I think John H is right on. Focusing on DICOM as a standard and virtualizing Content Management will help solve huge issues with desperate imaging systems which can lead to real savings and better clinical care.


Any thoughts on EMC's Documentum product? EMC has been long serving the end to end Enterprise Content Management/Records Management market.

The Documentum platform has been installed in many Ambulatory and Inpatient Records scanning areas as well as electronic forms to automate signed forms (consent, addmission, etc). With Documentum's Medical Information Transformation services you can scrape the DICOM header off of the image and place it in the database which will categorize based on predetermined taxonomies with the Content Intelligence Services tool.

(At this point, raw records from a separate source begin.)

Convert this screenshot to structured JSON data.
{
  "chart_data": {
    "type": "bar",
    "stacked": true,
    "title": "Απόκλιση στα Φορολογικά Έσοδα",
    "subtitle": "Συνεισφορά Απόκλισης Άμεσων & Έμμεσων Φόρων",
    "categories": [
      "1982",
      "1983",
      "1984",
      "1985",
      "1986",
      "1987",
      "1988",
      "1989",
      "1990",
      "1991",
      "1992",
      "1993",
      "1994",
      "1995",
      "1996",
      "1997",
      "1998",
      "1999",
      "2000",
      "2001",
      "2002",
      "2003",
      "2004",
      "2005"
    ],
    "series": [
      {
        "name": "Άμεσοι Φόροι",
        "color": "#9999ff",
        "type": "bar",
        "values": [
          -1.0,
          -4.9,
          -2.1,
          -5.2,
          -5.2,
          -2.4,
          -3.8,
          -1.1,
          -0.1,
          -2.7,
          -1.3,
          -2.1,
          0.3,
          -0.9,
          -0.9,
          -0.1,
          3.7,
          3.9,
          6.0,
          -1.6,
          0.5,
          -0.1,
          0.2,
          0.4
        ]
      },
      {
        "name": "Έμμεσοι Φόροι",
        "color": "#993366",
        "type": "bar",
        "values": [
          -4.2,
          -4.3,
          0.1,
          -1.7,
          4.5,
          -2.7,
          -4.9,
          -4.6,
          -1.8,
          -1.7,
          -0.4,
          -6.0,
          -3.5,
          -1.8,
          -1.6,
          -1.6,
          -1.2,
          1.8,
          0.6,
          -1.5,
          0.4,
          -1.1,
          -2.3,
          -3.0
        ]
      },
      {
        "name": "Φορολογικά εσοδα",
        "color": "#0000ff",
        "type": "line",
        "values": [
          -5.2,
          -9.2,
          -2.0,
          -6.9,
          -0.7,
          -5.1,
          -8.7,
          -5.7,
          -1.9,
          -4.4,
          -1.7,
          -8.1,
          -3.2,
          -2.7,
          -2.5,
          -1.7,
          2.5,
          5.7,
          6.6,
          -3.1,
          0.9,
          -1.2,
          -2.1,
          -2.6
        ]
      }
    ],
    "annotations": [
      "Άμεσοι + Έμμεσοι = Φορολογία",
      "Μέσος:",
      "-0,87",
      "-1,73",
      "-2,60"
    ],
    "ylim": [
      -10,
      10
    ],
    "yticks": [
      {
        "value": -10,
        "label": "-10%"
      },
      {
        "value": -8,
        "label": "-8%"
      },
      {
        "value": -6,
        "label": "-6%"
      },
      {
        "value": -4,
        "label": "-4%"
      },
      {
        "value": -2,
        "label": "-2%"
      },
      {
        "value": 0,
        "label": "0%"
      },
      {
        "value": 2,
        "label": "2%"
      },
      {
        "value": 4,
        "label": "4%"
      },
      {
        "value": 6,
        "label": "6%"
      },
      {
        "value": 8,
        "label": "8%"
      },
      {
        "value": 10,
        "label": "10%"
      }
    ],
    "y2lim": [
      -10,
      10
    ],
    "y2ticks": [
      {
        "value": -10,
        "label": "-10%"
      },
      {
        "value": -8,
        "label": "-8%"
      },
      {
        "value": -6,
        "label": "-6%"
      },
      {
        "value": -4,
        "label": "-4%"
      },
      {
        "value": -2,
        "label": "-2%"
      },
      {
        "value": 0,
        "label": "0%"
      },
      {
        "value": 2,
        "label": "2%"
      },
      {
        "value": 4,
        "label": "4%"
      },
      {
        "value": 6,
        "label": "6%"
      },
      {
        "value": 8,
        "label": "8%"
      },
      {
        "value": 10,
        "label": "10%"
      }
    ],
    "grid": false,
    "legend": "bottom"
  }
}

http://www.emc.com/collateral/software/data-sheet/h3084-cts-ds.pdf
http://www.emc.com/products/detail/software/content-intelligence-services.htm



What EMC has been doing with Documentum (applying it to medical IT) and integrating it to the storage subsystems (NAS, CAS, SAN from any vendor) while incorporating the back up and recovery environments addresses the challenges John talks to.

Thoughts?

Unknown said...

Since the DICOM Standard has become stable in its native format more confidence is forming on using enterprise storage for image files. As the other -ologies move to native DICOM you will start to see more organizations migrating to the enterprise storage grid/cloud. Your organization will benefit tremendously once you install this new application in 2009 for all image formats and other data parameters. Best Wishes on this endeavor.

P.S. - The first native DICOM cloud was installed at The Cleveland Clinic Department of Cardiology in 2000 by Philips Medical for cardiology image files with an average file size of 500MB's each.

John Halamka said...

Documentum is a great product for non-structured data, but it is not optimized for DICOM exchange.

Philips acquired Stentor a few years ago, which was a proprietary standalone system. Tomcat seems to embrace a more open standards/interoperable approach. This could indicate a new desire for Philips to better integrate its products. I'll review it and add more detail.

Johnnysmooth said...

Thanks John for the reply and how TOMCAT may be a signal that Philips is looking to "open-up" their system.

This gets back to my original question regarding 1000 flowers. Are specialized, dept/procedure specific EMRs that are "open" (such as TOMCAT) integrating readily to a parent EMR something that CIOs, such as yourself willing to support/look favorably upon?

Anonymous said...

I read that this was an FY09 project ... how did you go with it? Have you achieved Enterprise Image Management nirvana?